The high cost of medications in the Untied States forces many patients to choose between filling their prescriptions and putting food on the table or heating their home. In order to find less expensive alternatives, people are looking outside the US for their medicines. Bernard J. Wolfson, writing in Money magazine, has advice for individuals considering shopping abroad for medications.

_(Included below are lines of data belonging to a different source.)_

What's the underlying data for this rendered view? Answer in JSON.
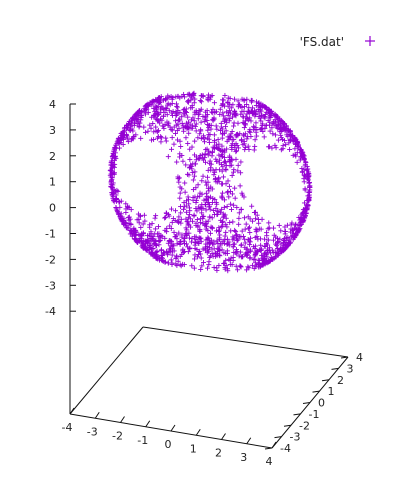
{
  "chart_data": {
    "type": "scatter",
    "title": "",
    "series": [
      {
        "name": "'FS.dat'",
        "marker": "+",
        "color": "#9400d3"
      }
    ],
    "legend_position": "top-right",
    "z_axis": {
      "ticks": [
        "4",
        "3",
        "2",
        "1",
        "0",
        "-1",
        "-2",
        "-3",
        "-4"
      ],
      "range": [
        -4,
        4
      ]
    },
    "x_axis": {
      "ticks": [
        "-4",
        "-3",
        "-2",
        "-1",
        "0",
        "1",
        "2",
        "3",
        "4"
      ],
      "range": [
        -4,
        4
      ]
    },
    "y_axis": {
      "ticks": [
        "-4",
        "-3",
        "-2",
        "-1",
        "0",
        "1",
        "2",
        "3",
        "4"
      ],
      "range": [
        -4,
        4
      ]
    },
    "grid": false,
    "surface_points": 1
  }
}
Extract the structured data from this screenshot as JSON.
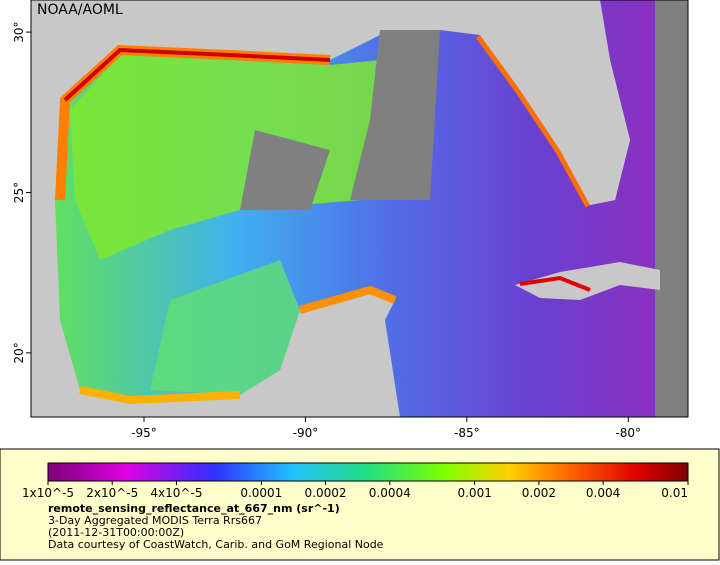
{
  "map": {
    "credit": "NOAA/AOML",
    "lonlim": [
      -98.5,
      -78.15
    ],
    "latlim": [
      18,
      31
    ],
    "lon_ticks": [
      {
        "value": -95,
        "label": "-95°"
      },
      {
        "value": -90,
        "label": "-90°"
      },
      {
        "value": -85,
        "label": "-85°"
      },
      {
        "value": -80,
        "label": "-80°"
      }
    ],
    "lat_ticks": [
      {
        "value": 20,
        "label": "20°"
      },
      {
        "value": 25,
        "label": "25°"
      },
      {
        "value": 30,
        "label": "30°"
      }
    ]
  },
  "colorbar": {
    "scale": "log",
    "range": [
      1e-05,
      0.01
    ],
    "ticks": [
      {
        "value": 1e-05,
        "label": "1x10^-5"
      },
      {
        "value": 2e-05,
        "label": "2x10^-5"
      },
      {
        "value": 4e-05,
        "label": "4x10^-5"
      },
      0.0001,
      0.0002,
      0.0004,
      0.001,
      0.002,
      0.004,
      0.01
    ]
  },
  "caption": {
    "variable": "remote_sensing_reflectance_at_667_nm (sr^-1)",
    "product": "3-Day Aggregated MODIS Terra Rrs667",
    "time": "(2011-12-31T00:00:00Z)",
    "source": "Data courtesy of CoastWatch, Carib. and GoM Regional Node"
  }
}
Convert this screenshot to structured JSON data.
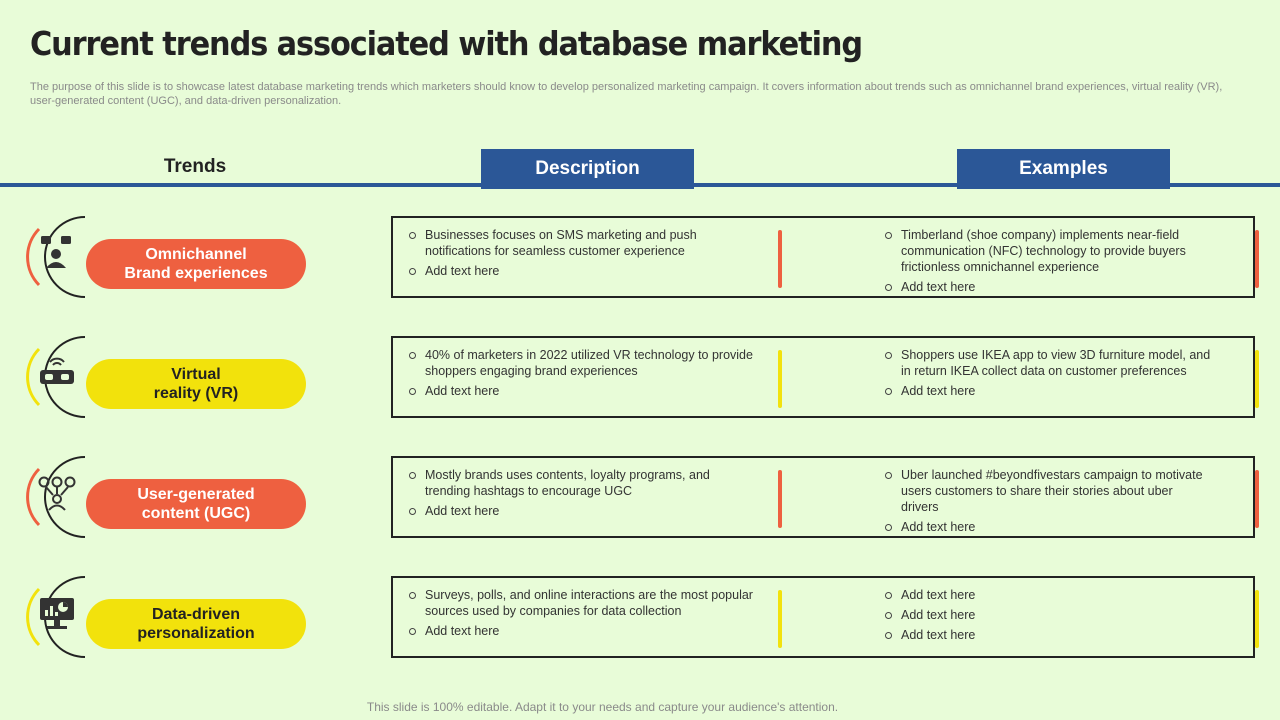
{
  "title": "Current trends associated with database marketing",
  "subtitle": "The purpose of this slide is to showcase latest database marketing trends which marketers should know to develop personalized marketing campaign. It covers information about trends such as omnichannel brand experiences, virtual reality (VR), user-generated content (UGC), and data-driven personalization.",
  "headers": {
    "trends": "Trends",
    "description": "Description",
    "examples": "Examples"
  },
  "colors": {
    "orange": "#ee6040",
    "yellow": "#f2e20c",
    "blue": "#2b5797",
    "background": "#e8fcd8"
  },
  "rows": [
    {
      "trend": "Omnichannel\nBrand experiences",
      "icon": "people-chat-icon",
      "color": "orange",
      "description": [
        "Businesses focuses on SMS marketing and push notifications for seamless customer experience",
        "Add text here"
      ],
      "examples": [
        "Timberland (shoe company) implements near-field communication (NFC) technology to provide buyers frictionless omnichannel experience",
        "Add text here"
      ]
    },
    {
      "trend": "Virtual\nreality (VR)",
      "icon": "vr-headset-icon",
      "color": "yellow",
      "description": [
        "40% of marketers in 2022 utilized VR technology to provide shoppers engaging brand experiences",
        "Add text here"
      ],
      "examples": [
        "Shoppers use IKEA app to view 3D furniture model, and in return IKEA collect data on customer preferences",
        "Add text here"
      ]
    },
    {
      "trend": "User-generated\ncontent (UGC)",
      "icon": "user-network-icon",
      "color": "orange",
      "description": [
        "Mostly brands uses contents, loyalty programs, and trending hashtags to encourage UGC",
        "Add text here"
      ],
      "examples": [
        "Uber launched #beyondfivestars campaign to motivate users customers to share their stories about uber drivers",
        "Add text here"
      ]
    },
    {
      "trend": "Data-driven\npersonalization",
      "icon": "monitor-dashboard-icon",
      "color": "yellow",
      "description": [
        "Surveys, polls, and online interactions are the most popular sources used by companies for data collection",
        "Add text here"
      ],
      "examples": [
        "Add text here",
        "Add text here",
        "Add text here"
      ]
    }
  ],
  "footer": "This slide is 100% editable. Adapt it to your needs and capture your audience's attention."
}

“If you are planning to cross the border for your medications, or get them through an online pharmacy abroad, here are two things you should know. First: It is technically illegal. Second: It is unlikely you will be prosecuted. Despite the official prohibition, FDA guidelines allow federal agents to refrain from enforcement ‘when the quantity and purpose are clearly for personal use, and the product does not present an unreasonable risk to the user.’ Personal use generally means no more than a 90-day supply. You should think twice before bringing in quantities larger than that because if authorities suspect you have commercial intentions, you could land in legal jeopardy — and lose the drugs.“
Wolfson also warns that a big risk of shopping abroad for medicine is that you may not get what you expect, and it may not be safe. ““There’s a lot of junk in the pharmaceutical world,” says Dr. Ken Croen, a primary care physician at the Scarsdale Medical Group in Westchester County, N.Y., who advises many of his patients on how to buy drugs safely in Canada. Wolfson adds that “there are plenty of rogue operators, especially in the world of online pharmacies. You will need to do a little vetting”.